LAN-driven audio failures are best caught at the AI tier and correlated with network metrics:

  • AudioQualityEvaluator: codec, sample rate, jitter, packet-loss, bandwidth — flags LAN-induced regressions.
  • ASRAccuracy: per-call WER cohorted by site, switch, AP, or VLAN.
  • Time-to-first-audio p99: rises with jitter and queue contention.
  • Cohort delta on AI scores by site: the canonical “is one site worse than the rest” alarm.
  • MOS / R-factor (network signal): legacy voice-quality measures owned by the network team.
from fi.evals import AudioQualityEvaluator, ASRAccuracy

audio = AudioQualityEvaluator().evaluate(audio_path="/calls/site-3-leg.wav")
asr = ASRAccuracy().evaluate(audio_path="/calls/site-3-leg.wav", reference_text=ground_truth)
print(audio.score, asr.score)

Common mistakes

  • Treating ASR drops as model regressions first. Site-cohort the score before retraining; many “model issues” are LAN issues with clear packet-loss timing.
  • No site, switch, or AP cohort on voice metrics. Aggregate scores hide one bad site and make CCaaS-wide dashboards look healthy.
  • Forgetting headset hardware. A bad batch of USB headsets behaves like LAN loss; test device serials before blaming the access layer.
  • Skipping packet-loss regression suites. LiveKitEngine with synthetic loss shows how the agent degrades before a site outage teaches you live.
  • Fighting the network team without trace evidence. Trace spans plus AudioQualityEvaluator make root-cause conversations concrete enough for change control.

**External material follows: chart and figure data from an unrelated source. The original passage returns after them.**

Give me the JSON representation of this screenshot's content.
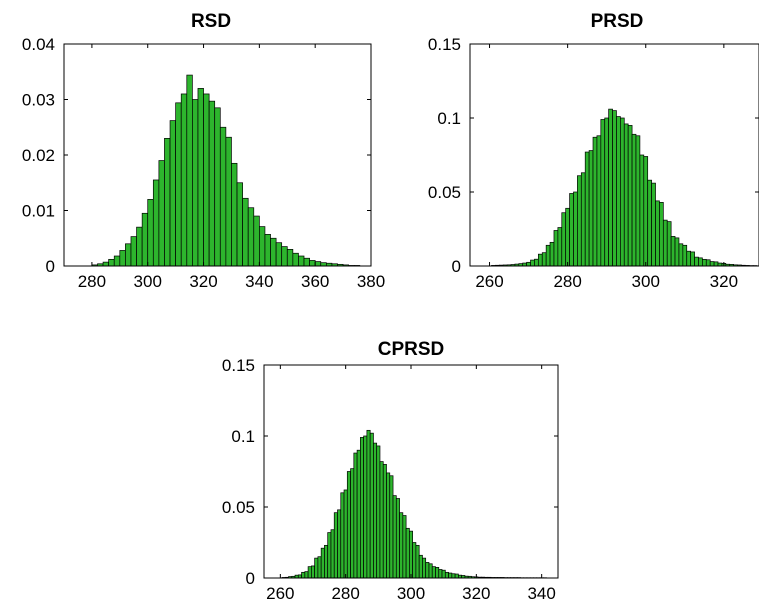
{
  "chart_data": [
    {
      "type": "bar",
      "title": "RSD",
      "xlabel": "",
      "ylabel": "",
      "xlim": [
        270,
        380
      ],
      "ylim": [
        0,
        0.04
      ],
      "xticks": [
        280,
        300,
        320,
        340,
        360,
        380
      ],
      "yticks": [
        0,
        0.01,
        0.02,
        0.03,
        0.04
      ],
      "grid": false,
      "bar_width": 2,
      "color": "#2db52d",
      "x": [
        281,
        283,
        285,
        287,
        289,
        291,
        293,
        295,
        297,
        299,
        301,
        303,
        305,
        307,
        309,
        311,
        313,
        315,
        317,
        319,
        321,
        323,
        325,
        327,
        329,
        331,
        333,
        335,
        337,
        339,
        341,
        343,
        345,
        347,
        349,
        351,
        353,
        355,
        357,
        359,
        361,
        363,
        365,
        367,
        369,
        371,
        373,
        375
      ],
      "values": [
        0.0002,
        0.0004,
        0.0007,
        0.0012,
        0.0018,
        0.0028,
        0.004,
        0.0053,
        0.007,
        0.0095,
        0.012,
        0.0155,
        0.019,
        0.023,
        0.0262,
        0.0294,
        0.031,
        0.0344,
        0.03,
        0.032,
        0.031,
        0.0297,
        0.0285,
        0.025,
        0.0232,
        0.0185,
        0.015,
        0.0122,
        0.0105,
        0.009,
        0.0071,
        0.0057,
        0.005,
        0.0042,
        0.0035,
        0.003,
        0.0023,
        0.0018,
        0.0014,
        0.001,
        0.0008,
        0.0006,
        0.0005,
        0.0004,
        0.0003,
        0.0002,
        0.0001,
        0.0001
      ]
    },
    {
      "type": "bar",
      "title": "PRSD",
      "xlabel": "",
      "ylabel": "",
      "xlim": [
        255,
        329
      ],
      "ylim": [
        0,
        0.15
      ],
      "xticks": [
        260,
        280,
        300,
        320
      ],
      "yticks": [
        0,
        0.05,
        0.1,
        0.15
      ],
      "grid": false,
      "bar_width": 1,
      "color": "#2db52d",
      "x": [
        261,
        262,
        263,
        264,
        265,
        266,
        267,
        268,
        269,
        270,
        271,
        272,
        273,
        274,
        275,
        276,
        277,
        278,
        279,
        280,
        281,
        282,
        283,
        284,
        285,
        286,
        287,
        288,
        289,
        290,
        291,
        292,
        293,
        294,
        295,
        296,
        297,
        298,
        299,
        300,
        301,
        302,
        303,
        304,
        305,
        306,
        307,
        308,
        309,
        310,
        311,
        312,
        313,
        314,
        315,
        316,
        317,
        318,
        319,
        320,
        321,
        322,
        323,
        324,
        325,
        326,
        327,
        328
      ],
      "values": [
        0.0004,
        0.0005,
        0.0006,
        0.0007,
        0.0008,
        0.001,
        0.0013,
        0.0016,
        0.002,
        0.0025,
        0.004,
        0.0046,
        0.008,
        0.009,
        0.014,
        0.016,
        0.024,
        0.026,
        0.036,
        0.039,
        0.049,
        0.05,
        0.061,
        0.063,
        0.077,
        0.078,
        0.087,
        0.088,
        0.099,
        0.1,
        0.106,
        0.105,
        0.101,
        0.1,
        0.096,
        0.095,
        0.089,
        0.088,
        0.075,
        0.074,
        0.058,
        0.056,
        0.044,
        0.043,
        0.031,
        0.03,
        0.02,
        0.019,
        0.015,
        0.014,
        0.01,
        0.0095,
        0.006,
        0.0055,
        0.0045,
        0.0042,
        0.003,
        0.0028,
        0.002,
        0.0018,
        0.0012,
        0.0011,
        0.0008,
        0.0007,
        0.0005,
        0.0004,
        0.0003,
        0.0003
      ]
    },
    {
      "type": "bar",
      "title": "CPRSD",
      "xlabel": "",
      "ylabel": "",
      "xlim": [
        255,
        345
      ],
      "ylim": [
        0,
        0.15
      ],
      "xticks": [
        260,
        280,
        300,
        320,
        340
      ],
      "yticks": [
        0,
        0.05,
        0.1,
        0.15
      ],
      "grid": false,
      "bar_width": 1,
      "color": "#2db52d",
      "x": [
        261,
        262,
        263,
        264,
        265,
        266,
        267,
        268,
        269,
        270,
        271,
        272,
        273,
        274,
        275,
        276,
        277,
        278,
        279,
        280,
        281,
        282,
        283,
        284,
        285,
        286,
        287,
        288,
        289,
        290,
        291,
        292,
        293,
        294,
        295,
        296,
        297,
        298,
        299,
        300,
        301,
        302,
        303,
        304,
        305,
        306,
        307,
        308,
        309,
        310,
        311,
        312,
        313,
        314,
        315,
        316,
        317,
        318,
        319,
        320,
        321,
        322,
        323,
        324,
        325,
        326,
        327,
        328,
        329,
        330,
        331,
        332,
        333,
        334,
        335,
        336,
        337,
        338,
        339,
        340,
        341
      ],
      "values": [
        0.0004,
        0.0005,
        0.001,
        0.0012,
        0.002,
        0.0022,
        0.004,
        0.0045,
        0.008,
        0.0085,
        0.014,
        0.015,
        0.021,
        0.023,
        0.032,
        0.034,
        0.046,
        0.048,
        0.06,
        0.062,
        0.075,
        0.077,
        0.088,
        0.09,
        0.099,
        0.1,
        0.104,
        0.102,
        0.095,
        0.093,
        0.082,
        0.08,
        0.074,
        0.072,
        0.058,
        0.056,
        0.046,
        0.044,
        0.035,
        0.033,
        0.025,
        0.023,
        0.016,
        0.014,
        0.011,
        0.01,
        0.008,
        0.0075,
        0.006,
        0.0055,
        0.004,
        0.0035,
        0.003,
        0.0028,
        0.002,
        0.0018,
        0.0013,
        0.0012,
        0.0009,
        0.0008,
        0.0006,
        0.0006,
        0.0005,
        0.0005,
        0.0004,
        0.0004,
        0.0004,
        0.0004,
        0.0003,
        0.0003,
        0.0003,
        0.0003,
        0.0003,
        0.0002,
        0.0002,
        0.0002,
        0.0002,
        0.0002,
        0.0002,
        0.0002,
        0.0002
      ]
    }
  ]
}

Frequently Asked Questions

What is a contact center LAN?

A contact center LAN is the wired and wireless network inside a site that connects agent workstations, IP phones, soft-clients, and on-premise servers to the internet, the CCaaS platform, and backend CRMs.

Why does LAN quality matter for AI voice agents?

Voice over IP is sensitive to jitter, packet loss, and one-way audio. A lossy LAN turns into bad audio at the AI tier — narrow band, gaps, codec artifacts — which directly drives ASR errors, missed turns, and dropped calls.

Does FutureAGI test or configure the LAN?

No. FutureAGI evaluates the AI voice agents whose audio quality the LAN affects, via `AudioQualityEvaluator`, `ASRAccuracy`, and traceAI voice spans. LAN root-cause analysis is the network team's job; FutureAGI exposes the symptom on the AI side.